To gain a better sense of why validation is important, consider first the way the actuarial report models compute economic value. Using a standard technique called Monte Carlo simulation, the model generates 100 different economic scenarios that it then averages to come up with its estimate of expected economic value. It also produces a range of sensitivities in economic value looking at various percentiles of the distribution of economic value, such as the 90th percentile lowest outcome. Using 100 paths to generate views of average and extreme stress outcomes for the MMI Fund is insufficient to generate statistically reliable estimates of credit losses. Further, the limited number of paths begs the question of whether the tail of the distribution has been accurately measured. The impact of using so few paths could lead to vast underestimation of the amount of losses the Fund could experience during a stress event, thus providing policymakers with a false sense of security that the Fund is safe. For example, the 10th worst path produces an economic value estimate of $25.8 billion in 2016 which is only 27% lower than the average estimate of economic value3. It isn’t clear from the analysis why we should be comfortable with this result. The FHA must enhance its pricing and portfolio management capabilities. Specifically, that means acquiring technical and analytical resources to develop or use tools similar to those commonly used by large financial institutions or those featured in the actuarial report. MIP premiums could be generated using a similar framework as that used in the actuarial report with greater attention given to model validation and key assumptions to improve transparency and ensure confidence in the analysis. The resources to deliver this capability could come from restructuring HUD’s Policy Development & Research Division which today conducts a variety of academic-style research reports on housing. This seems to be a luxury at a time when the FHA has no ability to conduct pricing and portfolio analysis consistent with major market participants.

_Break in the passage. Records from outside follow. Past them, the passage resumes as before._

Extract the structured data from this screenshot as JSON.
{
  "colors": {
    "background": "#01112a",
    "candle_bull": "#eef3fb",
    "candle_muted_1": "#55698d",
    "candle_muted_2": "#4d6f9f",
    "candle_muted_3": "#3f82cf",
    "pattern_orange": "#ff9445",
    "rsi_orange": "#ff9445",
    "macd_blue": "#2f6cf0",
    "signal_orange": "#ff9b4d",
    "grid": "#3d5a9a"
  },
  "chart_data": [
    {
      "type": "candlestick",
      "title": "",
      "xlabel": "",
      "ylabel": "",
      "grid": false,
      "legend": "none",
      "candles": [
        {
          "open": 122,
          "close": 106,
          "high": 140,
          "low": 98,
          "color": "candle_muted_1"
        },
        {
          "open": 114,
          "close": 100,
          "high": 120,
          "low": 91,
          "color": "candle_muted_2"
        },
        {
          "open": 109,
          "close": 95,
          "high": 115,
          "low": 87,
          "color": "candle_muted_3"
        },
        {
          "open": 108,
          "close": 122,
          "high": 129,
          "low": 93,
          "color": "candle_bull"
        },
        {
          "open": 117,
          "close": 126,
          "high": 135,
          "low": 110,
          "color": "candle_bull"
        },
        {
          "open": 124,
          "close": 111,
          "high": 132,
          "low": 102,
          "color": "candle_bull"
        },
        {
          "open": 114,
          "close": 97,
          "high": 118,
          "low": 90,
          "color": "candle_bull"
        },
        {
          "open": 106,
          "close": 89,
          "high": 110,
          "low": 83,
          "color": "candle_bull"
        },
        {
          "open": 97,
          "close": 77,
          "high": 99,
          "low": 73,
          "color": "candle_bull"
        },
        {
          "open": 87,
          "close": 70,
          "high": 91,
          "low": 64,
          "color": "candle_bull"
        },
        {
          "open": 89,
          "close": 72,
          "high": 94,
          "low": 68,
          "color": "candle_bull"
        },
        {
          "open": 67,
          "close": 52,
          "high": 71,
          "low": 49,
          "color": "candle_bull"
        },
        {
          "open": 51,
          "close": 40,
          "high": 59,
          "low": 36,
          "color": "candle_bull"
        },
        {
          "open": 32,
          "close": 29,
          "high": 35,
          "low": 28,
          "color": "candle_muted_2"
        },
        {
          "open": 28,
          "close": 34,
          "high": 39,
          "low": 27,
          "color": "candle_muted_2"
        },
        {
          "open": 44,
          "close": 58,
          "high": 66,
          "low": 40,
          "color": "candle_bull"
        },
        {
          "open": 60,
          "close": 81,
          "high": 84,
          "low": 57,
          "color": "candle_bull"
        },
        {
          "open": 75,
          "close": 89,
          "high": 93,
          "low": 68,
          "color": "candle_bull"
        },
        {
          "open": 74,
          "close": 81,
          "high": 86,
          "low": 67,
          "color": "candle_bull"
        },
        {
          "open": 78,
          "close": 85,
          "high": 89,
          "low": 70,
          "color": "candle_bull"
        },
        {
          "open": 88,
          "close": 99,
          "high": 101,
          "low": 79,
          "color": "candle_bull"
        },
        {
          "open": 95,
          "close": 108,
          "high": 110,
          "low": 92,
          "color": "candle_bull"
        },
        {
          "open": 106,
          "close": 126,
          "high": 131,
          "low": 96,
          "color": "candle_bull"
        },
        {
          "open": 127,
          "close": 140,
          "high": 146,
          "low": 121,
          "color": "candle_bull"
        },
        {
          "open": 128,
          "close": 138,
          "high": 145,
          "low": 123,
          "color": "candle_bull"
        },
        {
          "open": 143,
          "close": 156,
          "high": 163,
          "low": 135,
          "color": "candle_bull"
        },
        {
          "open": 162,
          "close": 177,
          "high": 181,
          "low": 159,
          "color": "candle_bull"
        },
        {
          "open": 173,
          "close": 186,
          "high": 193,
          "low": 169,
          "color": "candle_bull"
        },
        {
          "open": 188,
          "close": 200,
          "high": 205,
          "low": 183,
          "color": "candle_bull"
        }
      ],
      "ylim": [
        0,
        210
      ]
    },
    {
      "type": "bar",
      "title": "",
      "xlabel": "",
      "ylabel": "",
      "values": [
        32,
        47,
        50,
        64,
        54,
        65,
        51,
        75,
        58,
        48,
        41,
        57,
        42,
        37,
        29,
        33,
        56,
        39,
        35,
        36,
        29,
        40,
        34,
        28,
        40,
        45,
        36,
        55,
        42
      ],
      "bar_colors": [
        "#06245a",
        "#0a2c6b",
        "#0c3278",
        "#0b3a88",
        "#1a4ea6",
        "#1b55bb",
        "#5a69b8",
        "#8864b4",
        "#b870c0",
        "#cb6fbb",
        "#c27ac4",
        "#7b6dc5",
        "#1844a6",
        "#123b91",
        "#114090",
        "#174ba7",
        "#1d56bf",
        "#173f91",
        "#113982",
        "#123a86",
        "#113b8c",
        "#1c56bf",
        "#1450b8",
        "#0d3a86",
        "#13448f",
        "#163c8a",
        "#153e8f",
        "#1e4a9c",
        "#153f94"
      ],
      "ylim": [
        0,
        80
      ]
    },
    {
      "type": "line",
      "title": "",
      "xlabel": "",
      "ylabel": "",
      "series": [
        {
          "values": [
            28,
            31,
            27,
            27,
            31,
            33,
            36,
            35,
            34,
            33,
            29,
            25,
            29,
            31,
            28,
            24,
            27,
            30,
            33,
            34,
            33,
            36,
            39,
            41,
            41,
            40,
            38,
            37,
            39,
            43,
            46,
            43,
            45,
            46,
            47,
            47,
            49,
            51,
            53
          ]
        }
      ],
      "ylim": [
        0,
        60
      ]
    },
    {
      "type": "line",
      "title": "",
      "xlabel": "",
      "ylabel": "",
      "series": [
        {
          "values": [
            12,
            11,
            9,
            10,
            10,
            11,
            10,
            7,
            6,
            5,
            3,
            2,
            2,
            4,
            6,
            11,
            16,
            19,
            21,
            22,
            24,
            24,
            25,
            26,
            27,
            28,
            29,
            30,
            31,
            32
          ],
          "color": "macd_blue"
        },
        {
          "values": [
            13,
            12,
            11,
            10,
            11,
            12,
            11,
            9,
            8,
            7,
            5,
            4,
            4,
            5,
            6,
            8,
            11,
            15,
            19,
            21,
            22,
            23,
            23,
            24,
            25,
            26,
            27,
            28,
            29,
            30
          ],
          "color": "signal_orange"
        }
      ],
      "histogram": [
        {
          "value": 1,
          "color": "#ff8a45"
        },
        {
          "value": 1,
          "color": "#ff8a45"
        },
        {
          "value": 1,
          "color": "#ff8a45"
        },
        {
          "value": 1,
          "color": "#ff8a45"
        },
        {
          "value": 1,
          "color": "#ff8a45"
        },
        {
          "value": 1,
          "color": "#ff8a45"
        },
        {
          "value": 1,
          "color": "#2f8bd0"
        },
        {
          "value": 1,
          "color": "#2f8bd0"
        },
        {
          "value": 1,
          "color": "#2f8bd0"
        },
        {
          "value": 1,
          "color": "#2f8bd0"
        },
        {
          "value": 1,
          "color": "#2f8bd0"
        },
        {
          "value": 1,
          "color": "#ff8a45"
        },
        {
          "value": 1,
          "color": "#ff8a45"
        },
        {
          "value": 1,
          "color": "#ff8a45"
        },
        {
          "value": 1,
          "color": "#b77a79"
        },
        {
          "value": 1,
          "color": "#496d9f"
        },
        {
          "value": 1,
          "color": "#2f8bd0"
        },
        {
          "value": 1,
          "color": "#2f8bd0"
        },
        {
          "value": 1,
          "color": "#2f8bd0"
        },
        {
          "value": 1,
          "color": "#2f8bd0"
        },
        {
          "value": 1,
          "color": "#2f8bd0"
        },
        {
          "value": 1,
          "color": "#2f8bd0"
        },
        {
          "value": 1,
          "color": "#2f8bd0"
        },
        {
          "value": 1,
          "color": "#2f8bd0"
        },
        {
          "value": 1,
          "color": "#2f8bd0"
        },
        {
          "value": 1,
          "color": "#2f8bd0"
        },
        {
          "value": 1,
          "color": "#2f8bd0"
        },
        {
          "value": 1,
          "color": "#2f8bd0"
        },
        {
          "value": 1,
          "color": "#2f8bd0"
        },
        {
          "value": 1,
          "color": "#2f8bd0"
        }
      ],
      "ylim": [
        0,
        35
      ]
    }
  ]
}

1Federal Housing Administration Annual Report to Congress, The Financial Status of the FHA Mutual Mortgage Insurance Fund Fiscal Year 2016, US Department of Housing and Urban Development, November 16, 2016, p.2. 2Actuarial Review of the Federal Housing Administration Mutual Mortgage Insurance Fund Forward Loans for Fiscal Year 2016, Prepared for US Department of Housing and Urban Development by Integrated Financial Engineering, Inc., p. i. 3Actuarial Review of the Federal Housing Administration Mutual Mortgage Insurance Fund Forward Loans for Fiscal Year 2016, Prepared for US Department of Housing and Urban Development by Integrated Financial Engineering, Inc., p.vi.